2. global $ var is an external reference or pointer with the same name as $ var.

For example:

1. <? Php ??
2. $ Var1? =? 1 ;??
3. $ Var2? =? 2 ;??
4. Function? Test (){??
5. ???? $ GLOBALS ['var2']? =? & $ GLOBALS ['var1'];?
6. }??
7. Test ();??
8. Echo? $ Var2 ;??
9. ?> ??

The normal print result is 1.

1. <? Php ??
2. $ Var1? =? 1 ;??
3. $ Var2? =? 2 ;??
4. Function? Test (){??
5. ???? Global? $ Var1, $ var2 ;??
6. ???? $ Var2? =? & $ Var1 ;??
7. }??
8. Test ();??
9. Echo? $ Var2 ;??
10. ?> ??

The unexpected result is 2.

Why is the result 2 printed?
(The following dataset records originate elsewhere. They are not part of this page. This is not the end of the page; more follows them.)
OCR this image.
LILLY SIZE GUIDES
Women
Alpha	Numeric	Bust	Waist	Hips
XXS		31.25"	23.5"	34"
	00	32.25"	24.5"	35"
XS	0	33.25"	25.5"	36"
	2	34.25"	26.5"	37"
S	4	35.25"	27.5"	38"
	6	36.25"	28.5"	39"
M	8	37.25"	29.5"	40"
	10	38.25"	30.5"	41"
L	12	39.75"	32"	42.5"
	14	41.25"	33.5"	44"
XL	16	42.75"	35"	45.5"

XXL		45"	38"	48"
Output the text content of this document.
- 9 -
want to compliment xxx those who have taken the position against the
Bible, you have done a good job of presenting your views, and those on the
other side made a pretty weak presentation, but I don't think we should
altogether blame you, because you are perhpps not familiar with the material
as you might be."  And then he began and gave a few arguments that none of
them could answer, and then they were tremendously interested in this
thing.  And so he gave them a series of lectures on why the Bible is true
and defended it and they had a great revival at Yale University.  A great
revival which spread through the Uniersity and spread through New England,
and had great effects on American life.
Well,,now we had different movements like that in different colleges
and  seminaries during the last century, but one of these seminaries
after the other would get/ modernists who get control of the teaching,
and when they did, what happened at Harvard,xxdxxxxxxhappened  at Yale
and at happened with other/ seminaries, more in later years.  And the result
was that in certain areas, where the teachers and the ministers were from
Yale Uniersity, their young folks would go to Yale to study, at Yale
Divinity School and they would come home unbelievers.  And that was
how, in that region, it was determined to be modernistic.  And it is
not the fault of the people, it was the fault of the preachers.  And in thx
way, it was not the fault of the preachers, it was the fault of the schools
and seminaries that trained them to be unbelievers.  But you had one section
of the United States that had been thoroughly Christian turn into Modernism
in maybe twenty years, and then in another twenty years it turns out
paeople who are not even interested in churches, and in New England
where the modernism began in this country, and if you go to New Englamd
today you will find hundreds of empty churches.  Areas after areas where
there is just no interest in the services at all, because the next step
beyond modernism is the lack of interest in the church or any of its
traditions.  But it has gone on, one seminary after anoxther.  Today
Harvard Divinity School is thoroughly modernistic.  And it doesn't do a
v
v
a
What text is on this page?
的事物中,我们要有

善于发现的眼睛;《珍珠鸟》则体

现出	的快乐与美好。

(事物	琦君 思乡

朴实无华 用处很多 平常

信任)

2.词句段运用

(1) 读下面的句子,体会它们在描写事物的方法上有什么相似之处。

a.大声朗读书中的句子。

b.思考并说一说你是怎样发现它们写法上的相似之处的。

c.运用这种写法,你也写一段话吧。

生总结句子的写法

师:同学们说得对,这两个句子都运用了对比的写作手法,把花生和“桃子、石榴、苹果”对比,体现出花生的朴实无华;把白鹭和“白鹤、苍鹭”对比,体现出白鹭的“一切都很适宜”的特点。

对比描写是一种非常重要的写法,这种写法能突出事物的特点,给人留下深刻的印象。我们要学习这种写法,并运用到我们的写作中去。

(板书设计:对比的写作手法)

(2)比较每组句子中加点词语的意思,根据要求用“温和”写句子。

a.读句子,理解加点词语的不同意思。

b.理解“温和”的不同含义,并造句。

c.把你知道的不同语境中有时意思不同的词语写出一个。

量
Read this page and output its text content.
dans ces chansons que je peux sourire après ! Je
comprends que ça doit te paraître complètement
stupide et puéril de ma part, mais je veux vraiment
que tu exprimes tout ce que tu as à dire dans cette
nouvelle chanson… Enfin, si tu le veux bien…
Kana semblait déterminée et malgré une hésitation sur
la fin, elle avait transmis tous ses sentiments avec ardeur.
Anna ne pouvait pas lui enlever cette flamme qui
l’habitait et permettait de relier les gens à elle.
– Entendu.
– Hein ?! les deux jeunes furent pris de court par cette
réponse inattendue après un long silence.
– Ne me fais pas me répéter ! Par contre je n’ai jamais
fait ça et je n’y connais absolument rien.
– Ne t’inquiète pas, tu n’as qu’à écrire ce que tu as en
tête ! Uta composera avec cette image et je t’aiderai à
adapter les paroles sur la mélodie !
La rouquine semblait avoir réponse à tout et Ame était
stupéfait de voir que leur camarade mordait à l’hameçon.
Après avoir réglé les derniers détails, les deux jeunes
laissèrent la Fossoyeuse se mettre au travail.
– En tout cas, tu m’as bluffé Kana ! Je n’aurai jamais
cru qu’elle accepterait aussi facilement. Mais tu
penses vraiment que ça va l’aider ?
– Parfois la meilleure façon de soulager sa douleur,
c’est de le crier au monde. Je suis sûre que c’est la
In fact, it is because the $ var1 reference points to the reference address of $ var2. The actual value is not changed.

Let's look at an example.

1. <? Php ??
2. $ Var1? =? 1 ;??
3. Function? Test (){??
4. ???? Unset ($ GLOBALS ['var1']);?
5. }??
6. Test ();??
7. Echo? $ Var1 ;??
8. ?> ??

Because $ var1 is deleted, nothing is printed.

1. <? Php ??
2. $ Var1? =? 1 ;??
3. Function? Test (){??
4. ???? Global ?? $ Var1 ;??
5. ???? Unset ($ var1 );??
6. }??
7. Test ();??
8. Echo? $ Var1 ;??
9. ?> ??

Accidentally printed 1. It indicates that only the alias is deleted. | the referenced value is not changed.

Do you understand?

That is to say, global $ var is actually $ var = & $ GLOBALS ['var']. Call an alias for an external variable.